Surah ke-4 · 176 ayat

AN NISAA' (WANITA) — Ayat 19

19

يَا أَيُّهَا الَّذِينَ آمَنُواْ لاَ يَحِلُّ لَكُمْ أَن تَرِثُواْ النِّسَاء كَرْهًا وَلاَ تَعْضُلُوهُنَّ لِتَذْهَبُواْ بِبَعْضِ مَا آتَيْتُمُوهُنَّ إِلاَّ أَن يَأْتِينَ بِفَاحِشَةٍ مُّبَيِّنَةٍ وَعَاشِرُوهُنَّ بِالْمَعْرُوفِ فَإِن كَرِهْتُمُوهُنَّ فَعَسَى أَن تَكْرَهُواْ شَيْئًا وَيَجْعَلَ اللّهُ فِيهِ خَيْرًا كَثِيراً

Hai orang-orang yang beriman, tidak halal bagi kamu mempusakai wanita dengan jalan paksa dan janganlah kamu menyusahkan mereka karena hendak mengambil kembali sebagian dari apa yang telah kamu berikan kepadanya, terkecuali bila mereka melakukan pekerjaan keji yang nyata.
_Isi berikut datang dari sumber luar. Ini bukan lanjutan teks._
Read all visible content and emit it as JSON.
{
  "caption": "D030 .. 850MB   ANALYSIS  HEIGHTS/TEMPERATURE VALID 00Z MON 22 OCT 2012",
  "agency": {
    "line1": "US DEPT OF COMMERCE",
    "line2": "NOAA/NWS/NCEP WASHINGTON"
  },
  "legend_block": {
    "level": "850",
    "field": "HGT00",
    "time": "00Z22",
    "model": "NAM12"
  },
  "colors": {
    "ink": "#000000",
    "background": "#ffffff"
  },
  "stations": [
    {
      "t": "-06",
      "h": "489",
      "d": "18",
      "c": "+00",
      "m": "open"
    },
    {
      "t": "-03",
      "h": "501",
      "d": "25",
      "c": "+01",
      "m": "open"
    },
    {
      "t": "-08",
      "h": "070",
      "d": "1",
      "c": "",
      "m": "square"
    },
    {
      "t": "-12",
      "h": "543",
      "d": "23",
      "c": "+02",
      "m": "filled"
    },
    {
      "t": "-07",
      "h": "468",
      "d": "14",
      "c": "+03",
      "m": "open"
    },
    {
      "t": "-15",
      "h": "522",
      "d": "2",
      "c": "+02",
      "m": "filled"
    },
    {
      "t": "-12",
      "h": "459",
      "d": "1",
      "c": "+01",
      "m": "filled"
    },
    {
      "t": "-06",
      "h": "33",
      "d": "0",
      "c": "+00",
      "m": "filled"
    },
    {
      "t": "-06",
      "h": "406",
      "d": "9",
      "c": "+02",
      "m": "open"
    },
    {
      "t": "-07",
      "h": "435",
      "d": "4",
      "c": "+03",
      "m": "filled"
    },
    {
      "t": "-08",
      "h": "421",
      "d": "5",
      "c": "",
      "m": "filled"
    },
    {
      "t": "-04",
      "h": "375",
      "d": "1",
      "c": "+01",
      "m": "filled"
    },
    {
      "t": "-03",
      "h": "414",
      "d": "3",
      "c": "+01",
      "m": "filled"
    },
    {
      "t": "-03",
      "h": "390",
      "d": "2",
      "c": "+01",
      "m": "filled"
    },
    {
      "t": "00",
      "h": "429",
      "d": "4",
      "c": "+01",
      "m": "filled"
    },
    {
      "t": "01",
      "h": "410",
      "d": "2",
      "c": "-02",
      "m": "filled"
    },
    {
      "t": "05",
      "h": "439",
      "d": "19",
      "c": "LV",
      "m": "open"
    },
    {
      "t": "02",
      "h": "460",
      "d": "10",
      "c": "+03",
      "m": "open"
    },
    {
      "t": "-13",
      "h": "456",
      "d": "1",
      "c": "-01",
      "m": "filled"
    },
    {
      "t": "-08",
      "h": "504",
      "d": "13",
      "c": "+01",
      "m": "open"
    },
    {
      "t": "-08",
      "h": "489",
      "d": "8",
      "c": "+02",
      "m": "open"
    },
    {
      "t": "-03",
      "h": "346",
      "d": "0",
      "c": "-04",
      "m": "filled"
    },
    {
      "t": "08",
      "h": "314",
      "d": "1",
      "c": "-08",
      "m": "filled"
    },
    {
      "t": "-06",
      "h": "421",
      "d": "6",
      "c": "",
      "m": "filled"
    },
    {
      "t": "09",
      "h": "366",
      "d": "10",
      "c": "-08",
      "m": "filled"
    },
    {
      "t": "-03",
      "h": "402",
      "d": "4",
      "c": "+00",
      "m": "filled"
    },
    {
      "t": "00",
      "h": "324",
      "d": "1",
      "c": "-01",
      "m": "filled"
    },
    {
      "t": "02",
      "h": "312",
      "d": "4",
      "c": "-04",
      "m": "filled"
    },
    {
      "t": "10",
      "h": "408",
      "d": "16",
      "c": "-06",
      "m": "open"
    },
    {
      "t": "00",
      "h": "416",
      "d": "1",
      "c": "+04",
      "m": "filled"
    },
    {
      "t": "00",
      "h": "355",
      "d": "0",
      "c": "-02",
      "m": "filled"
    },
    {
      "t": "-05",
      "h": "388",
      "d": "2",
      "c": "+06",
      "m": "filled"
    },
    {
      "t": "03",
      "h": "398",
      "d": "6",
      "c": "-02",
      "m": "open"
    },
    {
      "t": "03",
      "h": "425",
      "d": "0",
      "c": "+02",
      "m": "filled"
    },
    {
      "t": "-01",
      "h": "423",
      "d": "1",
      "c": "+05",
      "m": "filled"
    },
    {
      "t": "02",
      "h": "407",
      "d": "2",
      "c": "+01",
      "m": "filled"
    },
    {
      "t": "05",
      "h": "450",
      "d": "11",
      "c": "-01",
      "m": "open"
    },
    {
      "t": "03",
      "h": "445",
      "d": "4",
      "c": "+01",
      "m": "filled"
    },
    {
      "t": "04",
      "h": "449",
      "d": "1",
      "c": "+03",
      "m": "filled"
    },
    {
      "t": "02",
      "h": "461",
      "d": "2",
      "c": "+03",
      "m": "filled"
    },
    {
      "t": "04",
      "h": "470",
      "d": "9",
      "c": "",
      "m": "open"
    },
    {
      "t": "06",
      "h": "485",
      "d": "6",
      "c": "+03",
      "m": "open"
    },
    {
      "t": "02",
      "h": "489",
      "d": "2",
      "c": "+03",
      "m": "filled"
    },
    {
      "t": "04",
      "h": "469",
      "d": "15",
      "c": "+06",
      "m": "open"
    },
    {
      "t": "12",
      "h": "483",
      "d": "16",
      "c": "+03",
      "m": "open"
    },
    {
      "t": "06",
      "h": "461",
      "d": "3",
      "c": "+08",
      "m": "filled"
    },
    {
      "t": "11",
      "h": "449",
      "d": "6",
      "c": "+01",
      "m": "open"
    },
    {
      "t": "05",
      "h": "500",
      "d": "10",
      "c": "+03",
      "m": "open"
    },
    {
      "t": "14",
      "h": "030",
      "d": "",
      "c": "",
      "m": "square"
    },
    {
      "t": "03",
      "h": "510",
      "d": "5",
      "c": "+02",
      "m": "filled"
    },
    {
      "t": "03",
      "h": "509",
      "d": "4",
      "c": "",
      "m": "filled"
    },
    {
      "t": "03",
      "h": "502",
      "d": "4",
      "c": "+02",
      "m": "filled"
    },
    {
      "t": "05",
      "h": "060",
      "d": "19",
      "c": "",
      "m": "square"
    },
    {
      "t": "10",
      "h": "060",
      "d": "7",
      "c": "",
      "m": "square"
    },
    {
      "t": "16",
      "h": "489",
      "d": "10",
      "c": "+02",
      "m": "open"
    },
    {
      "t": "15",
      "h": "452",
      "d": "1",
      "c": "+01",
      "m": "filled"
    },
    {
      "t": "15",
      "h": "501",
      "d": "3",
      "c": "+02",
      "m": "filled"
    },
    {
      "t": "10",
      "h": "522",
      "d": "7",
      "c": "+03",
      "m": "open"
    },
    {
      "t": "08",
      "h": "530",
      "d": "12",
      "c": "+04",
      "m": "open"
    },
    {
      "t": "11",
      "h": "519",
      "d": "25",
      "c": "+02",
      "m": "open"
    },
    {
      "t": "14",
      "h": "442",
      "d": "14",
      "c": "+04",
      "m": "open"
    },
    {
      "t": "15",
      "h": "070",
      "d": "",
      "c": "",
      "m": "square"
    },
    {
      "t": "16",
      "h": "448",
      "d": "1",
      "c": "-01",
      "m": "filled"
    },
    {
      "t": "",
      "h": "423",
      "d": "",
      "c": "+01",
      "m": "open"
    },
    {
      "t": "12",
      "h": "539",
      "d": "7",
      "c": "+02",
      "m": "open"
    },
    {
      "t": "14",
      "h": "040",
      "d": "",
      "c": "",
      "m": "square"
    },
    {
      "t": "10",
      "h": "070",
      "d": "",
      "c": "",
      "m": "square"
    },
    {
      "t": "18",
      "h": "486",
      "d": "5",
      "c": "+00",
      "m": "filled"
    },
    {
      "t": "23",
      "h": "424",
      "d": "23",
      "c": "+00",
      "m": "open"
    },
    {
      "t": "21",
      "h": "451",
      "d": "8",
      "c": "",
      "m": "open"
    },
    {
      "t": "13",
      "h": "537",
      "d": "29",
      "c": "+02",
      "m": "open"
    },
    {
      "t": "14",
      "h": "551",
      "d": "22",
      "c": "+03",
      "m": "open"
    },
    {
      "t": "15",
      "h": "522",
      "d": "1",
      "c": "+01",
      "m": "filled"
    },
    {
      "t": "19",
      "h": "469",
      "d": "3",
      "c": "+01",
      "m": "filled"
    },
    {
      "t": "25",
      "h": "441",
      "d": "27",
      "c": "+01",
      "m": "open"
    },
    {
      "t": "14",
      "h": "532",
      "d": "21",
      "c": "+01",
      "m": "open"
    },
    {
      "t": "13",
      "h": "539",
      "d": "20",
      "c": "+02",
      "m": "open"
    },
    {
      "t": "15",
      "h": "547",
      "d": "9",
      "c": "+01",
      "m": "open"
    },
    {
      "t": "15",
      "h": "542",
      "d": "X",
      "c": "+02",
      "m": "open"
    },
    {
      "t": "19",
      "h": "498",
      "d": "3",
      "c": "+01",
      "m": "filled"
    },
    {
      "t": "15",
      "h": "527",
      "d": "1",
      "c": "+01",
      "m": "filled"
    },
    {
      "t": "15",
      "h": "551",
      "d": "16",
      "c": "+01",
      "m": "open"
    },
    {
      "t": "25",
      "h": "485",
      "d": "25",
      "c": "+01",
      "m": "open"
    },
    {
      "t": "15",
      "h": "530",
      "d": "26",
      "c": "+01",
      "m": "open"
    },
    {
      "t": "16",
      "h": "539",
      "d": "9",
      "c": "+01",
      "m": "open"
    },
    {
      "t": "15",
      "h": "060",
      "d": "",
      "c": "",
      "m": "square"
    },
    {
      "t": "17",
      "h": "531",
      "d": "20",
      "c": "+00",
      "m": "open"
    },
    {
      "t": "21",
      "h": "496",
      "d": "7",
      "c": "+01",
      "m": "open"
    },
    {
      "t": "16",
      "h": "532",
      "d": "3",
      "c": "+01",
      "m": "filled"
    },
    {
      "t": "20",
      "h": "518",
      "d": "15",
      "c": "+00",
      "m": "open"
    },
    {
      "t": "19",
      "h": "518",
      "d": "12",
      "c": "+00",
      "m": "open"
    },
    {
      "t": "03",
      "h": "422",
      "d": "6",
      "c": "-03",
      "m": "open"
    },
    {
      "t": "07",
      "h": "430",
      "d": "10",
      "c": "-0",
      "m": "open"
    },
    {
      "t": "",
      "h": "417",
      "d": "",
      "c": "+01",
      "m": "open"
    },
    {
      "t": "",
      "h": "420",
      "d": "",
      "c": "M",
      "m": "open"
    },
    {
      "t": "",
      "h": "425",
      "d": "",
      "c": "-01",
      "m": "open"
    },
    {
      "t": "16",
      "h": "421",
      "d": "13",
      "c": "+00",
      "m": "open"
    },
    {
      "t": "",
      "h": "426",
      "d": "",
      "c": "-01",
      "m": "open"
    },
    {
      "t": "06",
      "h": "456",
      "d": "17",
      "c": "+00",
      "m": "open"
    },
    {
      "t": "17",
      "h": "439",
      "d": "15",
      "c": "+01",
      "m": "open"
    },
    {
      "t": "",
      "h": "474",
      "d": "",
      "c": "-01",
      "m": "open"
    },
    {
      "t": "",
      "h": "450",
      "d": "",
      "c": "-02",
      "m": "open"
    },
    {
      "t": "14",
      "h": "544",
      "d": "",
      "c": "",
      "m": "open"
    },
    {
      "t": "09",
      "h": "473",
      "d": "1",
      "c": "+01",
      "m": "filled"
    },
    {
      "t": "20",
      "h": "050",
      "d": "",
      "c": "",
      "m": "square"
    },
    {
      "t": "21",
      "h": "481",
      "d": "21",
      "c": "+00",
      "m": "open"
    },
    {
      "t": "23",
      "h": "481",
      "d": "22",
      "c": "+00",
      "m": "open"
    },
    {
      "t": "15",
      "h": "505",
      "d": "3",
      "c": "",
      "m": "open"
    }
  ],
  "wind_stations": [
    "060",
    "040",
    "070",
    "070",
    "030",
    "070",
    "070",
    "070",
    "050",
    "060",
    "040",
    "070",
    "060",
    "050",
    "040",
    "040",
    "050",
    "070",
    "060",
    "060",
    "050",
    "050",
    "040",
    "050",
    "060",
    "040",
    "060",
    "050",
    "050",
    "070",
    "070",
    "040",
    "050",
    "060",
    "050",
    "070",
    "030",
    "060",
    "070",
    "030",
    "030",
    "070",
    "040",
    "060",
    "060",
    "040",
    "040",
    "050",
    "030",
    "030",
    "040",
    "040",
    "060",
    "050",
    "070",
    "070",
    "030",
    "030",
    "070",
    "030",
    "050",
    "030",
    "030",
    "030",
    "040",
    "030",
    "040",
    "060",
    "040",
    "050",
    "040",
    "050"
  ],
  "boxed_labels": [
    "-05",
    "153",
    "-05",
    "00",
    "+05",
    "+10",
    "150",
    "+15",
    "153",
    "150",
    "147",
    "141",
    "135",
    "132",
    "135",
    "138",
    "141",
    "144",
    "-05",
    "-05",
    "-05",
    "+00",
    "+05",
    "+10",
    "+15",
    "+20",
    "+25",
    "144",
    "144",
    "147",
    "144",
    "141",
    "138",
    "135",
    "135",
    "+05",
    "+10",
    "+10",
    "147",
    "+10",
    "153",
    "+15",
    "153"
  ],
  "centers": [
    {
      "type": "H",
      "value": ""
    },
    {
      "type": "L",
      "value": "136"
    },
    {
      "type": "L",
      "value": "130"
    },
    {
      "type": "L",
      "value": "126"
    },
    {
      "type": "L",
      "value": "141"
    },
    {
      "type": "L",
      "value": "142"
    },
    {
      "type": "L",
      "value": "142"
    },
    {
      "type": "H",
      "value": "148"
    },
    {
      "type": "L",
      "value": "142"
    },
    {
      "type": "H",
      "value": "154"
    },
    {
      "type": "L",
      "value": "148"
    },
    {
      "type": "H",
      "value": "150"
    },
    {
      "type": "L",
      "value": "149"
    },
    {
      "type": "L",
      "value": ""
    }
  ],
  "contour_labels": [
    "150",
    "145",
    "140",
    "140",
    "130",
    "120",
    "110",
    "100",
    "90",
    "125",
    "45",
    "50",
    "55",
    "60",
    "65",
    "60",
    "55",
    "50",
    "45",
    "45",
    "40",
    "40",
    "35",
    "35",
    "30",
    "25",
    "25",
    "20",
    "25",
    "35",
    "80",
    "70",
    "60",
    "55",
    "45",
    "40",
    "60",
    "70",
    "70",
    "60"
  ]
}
Dan bergaullah dengan mereka secara patut. Kemudian bila kamu tidak menyukai mereka, (maka bersabarlah) karena mungkin kamu tidak menyukai sesuatu, padahal Allah menjadikan padanya kebaikan yang banyak.

Tafsir Ibnu Katsir

Tafsir

{Wahai orang-orang yang beriman, tidaklah halal bagi kalian untuk mewarisi wanita} yang berarti tubuh mereka {dengan paksaan} (dengan vokal pada huruf pertama berupa fatha atau damma, keduanya merupakan pengucapan yang sah), artinya dengan memaksa mereka untuk melakukannya. Pada zaman pra-Islam, mereka mewarisi istri-istri kerabat mereka. Jika mereka mau, mereka dapat menikahi mereka tanpa mahar, atau mereka dapat menikahkan mereka dan mengambil mahar mereka, atau mereka dapat mencegah mereka menikah sampai mereka menebus diri mereka dengan apa yang telah mereka warisi, atau sampai mereka meninggal dan mereka mewarisi dari mereka. Jadi mereka dilarang melakukan itu. {Juga tidak} {mencegah mereka} yang berarti mencegah istri-istri kalian menikah dengan orang lain dengan mempertahankan mereka tanpa keinginan apa pun terhadap mereka, dengan niat untuk mencelakai mereka, {untuk mengambil kembali sebagian dari apa yang kalian berikan kepada mereka} dari mahar, {kecuali jika mereka melakukan perbuatan keji yang jelas} (dengan vokal pada huruf pertama berupa fatha atau kasra), artinya sesuatu yang jelas atau nyata, seperti perzinahan atau durhaka. Kemudian kamu boleh menyakiti mereka sampai mereka menebus diri darimu dan meminta cerai. {Dan hiduplah bersama mereka dengan baik} artinya dengan kebaikan dalam ucapan, nafkah, dan tempat menginap. {Tetapi jika kamu tidak menyukai mereka} maka bersabarlah, {karena mungkin kamu tidak menyukai sesuatu, tetapi Allah menjadikan sesuatu itu banyak kebaikan di dalamnya} Dan mungkin Dia akan mewujudkannya pada mereka, dengan memberikanmu anak yang saleh dari mereka.